A Beginner’s Guide to Meditation: Part II

Last week I talked about the benefits of meditation and the roadblocks that keep many people from getting started. In a nutshell, it’s a wonderful way to find freedom from anxieties, negativity and certain ailments. So you might be motivated to get it going. But how?

I’ll walk you step-by step through a first-time meditation sequence. The type of meditation I’m going to outline is called mindfulness meditation; it’s a simple technique and a great place to start. It will help you be more mindful (duh) of your feelings and desires, and allow you to cultivate or work through them more easily than you would if you were not practicing mindfulness.

Your first time meditating should be short and sweet – enough to at least immerse yourself a little, but not so long that you get bored and discouraged. I recommend allotting about ten minutes to begin, but even this can be intimidating if you have no idea what you’re doing or a short attention span, so five minutes is ok, too. And just follow along!

1. Find somewhere comfortable and where you won’t be interrupted.

I like to sit on the edge of my bed with my feet on the floor and hands in my lap. Find somewhere you can sit this way, where people aren’t likely to bother you. Background noise, even if it’s loud, is ok; being jarred out of your thoughts by sudden disruptions is not!

2. Sit with feet on the floor and hands in your lap or on your thighs.

Find a happy medium between rigid and lounging; keep your back straight and shoulders back, but don’t freak out about having perfect posture. To keep you straight and still you can try imagining your head aligning with a point in the sky.

3. Breathe, imagine a sense of calm.

Before closing your eyes, think about yourself in a peaceful place and state of mind. Take a few deep breaths.

4. Close your eyes when you’re ready, and take a few more deep breaths.

Focus on the up and down of your breathing, wherever that is in your body. Imagine inhaling calm and exhaling stress or negativity. Once you’ve taken several deep breaths, return to your normal breathing pattern, in your nose and out your mouth.

5. Body scan.

Do a mental scan of your body; I like to start at my head and move downward, but feel free to start at your feet, stomach, wherever. As you move down, up or out, focus on the way each body part feels. Are some areas tense? Are some relaxed? Just notice, don’t try to fix it. Take as long as you need for this; it may take several minutes.

6. Emotional scan.

As you do the body scan, you will begin to notice the underlying emotions you’re feeling. It may be obvious or you may have to look for it. Are you anxious? Sad? Happy, free, peaceful? Again, just notice. Don’t judge or try to change it.

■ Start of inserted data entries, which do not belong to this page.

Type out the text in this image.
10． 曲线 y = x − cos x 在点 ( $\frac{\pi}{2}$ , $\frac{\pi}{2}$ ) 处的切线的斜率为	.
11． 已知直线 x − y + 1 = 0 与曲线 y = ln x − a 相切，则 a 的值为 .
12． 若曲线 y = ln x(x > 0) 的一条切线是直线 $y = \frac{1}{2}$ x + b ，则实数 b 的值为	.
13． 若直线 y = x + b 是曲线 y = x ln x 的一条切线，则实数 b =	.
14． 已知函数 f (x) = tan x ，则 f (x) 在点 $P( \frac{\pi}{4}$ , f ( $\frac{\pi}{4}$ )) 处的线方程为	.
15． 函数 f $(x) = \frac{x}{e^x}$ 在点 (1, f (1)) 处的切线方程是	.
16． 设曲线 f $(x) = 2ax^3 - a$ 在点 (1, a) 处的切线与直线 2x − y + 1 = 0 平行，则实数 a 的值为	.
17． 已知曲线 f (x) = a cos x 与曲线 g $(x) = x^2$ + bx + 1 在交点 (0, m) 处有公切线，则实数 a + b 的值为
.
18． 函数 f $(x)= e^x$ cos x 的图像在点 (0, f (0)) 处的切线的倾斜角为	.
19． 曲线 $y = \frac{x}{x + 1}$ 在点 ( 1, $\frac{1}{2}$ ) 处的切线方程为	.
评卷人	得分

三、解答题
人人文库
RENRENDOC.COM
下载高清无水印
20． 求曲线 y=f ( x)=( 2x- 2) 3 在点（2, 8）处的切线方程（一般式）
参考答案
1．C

7. Return focus to breath.

Sit for several minutes (I’d say up three to five) with yourself. Don’t force your mind to be blank. Instead, if you realize your mind has wandered off, gently label it as ‘thinking’ and bring the focus back to your breathing. You can count your breaths if it helps.

8. Let your mind go.

For about 15-30 seconds (but don’t strictly time this, just approximate) let your mind wander free. This feels longer than it sounds. Let your mind think or sing or be blank, whatever it wants. No effort. You may get frustrated by this at first; don’t worry. It’ll get easier and easier to let go the more you practice.

9. Bring it back to breathing.

Bring it back again to your breath and physical body. Just allow yourself to re-acclimate to your physical surroundings. How do you feel?

10. Open eyes when ready.

Take your time breathing before doing this if you need. There have been times I’ve needed to keep my eyes closed and remain focused on my breathing for another 15 minutes, and times I’ve been immediately ready to return to my physical environment.

Congrats!

That’s it. Nothing super difficult, nothing ridiculous. Just sitting with yourself.

You may be confused at first or unsure whether you even feel any different. You may be sure you don’t feel different. Just keep at it. As you continue meditating, you’ll begin to understand your feelings, become able to sense them more effortlessly and manage them with ease.

I hope mindfulness meditation helps you in your journey, whatever it may be, and that you are able to more fully live and discover yourself through it! Most of all, I hope it helps you find freedom from anxieties and health issues.

Any meditators out there have other advice or suggestions for getting the most out of meditation?